Au lieu de la faculté de droit, Smith a rejoint la campagne présidentielle du sénateur John McCain en tant que collecteur de fonds et a ensuite encaissé le fonds en fiducie pour subvenir à ses besoins tout en travaillant comme stagiaire non rémunéré en écrivant les gros titres de The Onion à New York. Un masthead de 2008 répertorie Smith comme l'un des "esclaves" du journal satirique et un plan d'histoire de 2009 le mentionne comme un contributeur à l'un de ses nombreux titres faisant la folie du vice-président de l'époque Joe Biden : "Le vice-président Joe Biden maudit HotGunner79 pour l'avoir enfin surenchéri. minute sur le blouson aviateur Navy des années 1970. "

Lorsque Smith a été abandonné pour un emploi à temps plein chez The Onion, il s'est finalement tourné vers la faculté de droit. Il s'est inscrit à la faculté de droit de l'Université du Maine, où il passait souvent ses matins dans un café près du campus à écrire un roman satirique et à rechercher un sujet sur lequel creuser un article de revue de droit. Une rencontre fortuite avec un autre habitué du café, Bill Wilson, a fourni l'étincelle qu'il recherchait.

Wilson était le sous-produit d'une autre époque.
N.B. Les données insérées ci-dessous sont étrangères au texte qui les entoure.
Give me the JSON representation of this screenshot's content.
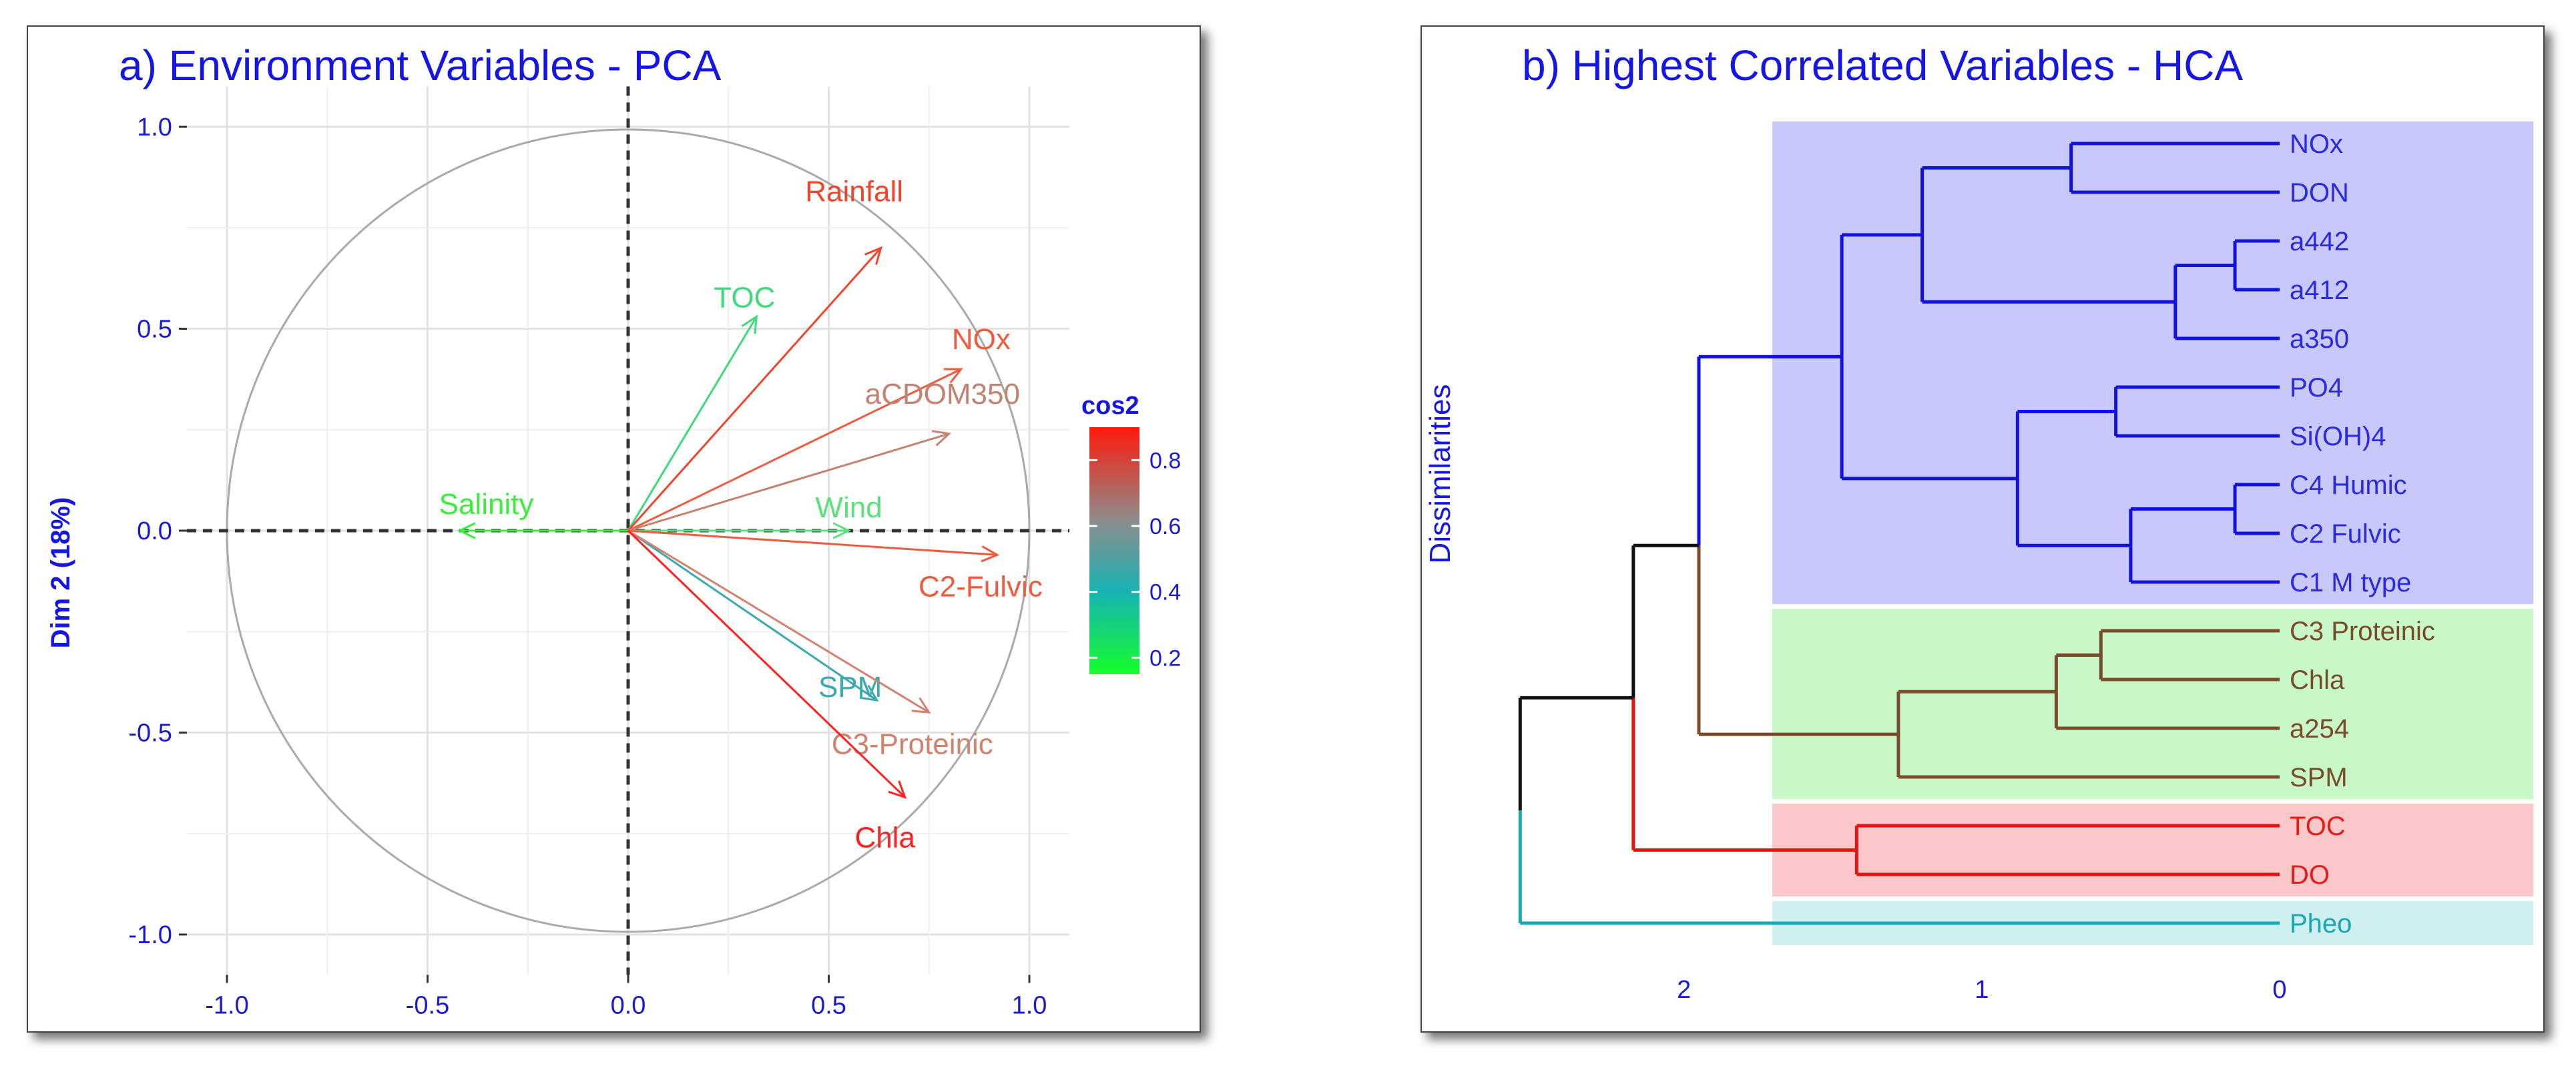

Avocat à la retraite, il a fréquenté le Maine Law quelque 35 ans avant Smith, alors que les frais de scolarité étaient si bon marché qu'il pouvait facilement payer ses études de droit en occupant un emploi syndiqué dans une usine de papier pendant les étés. Au moment où ils se sont rencontrés en 2014, les frais de scolarité étaient si élevés que Smith doit encore environ 170 000 $ pour son diplôme en droit.

Wilson était en train d'examiner les règles de faillite concernant les prêts étudiants. Il est surpris d'apprendre que la dette d'études est exonérée de décharge à moins qu'elle ne rencontre certaines exceptions. Il a encouragé Smith à les rechercher et à voir s'ils étaient aussi irréprochables que tout le monde le croyait.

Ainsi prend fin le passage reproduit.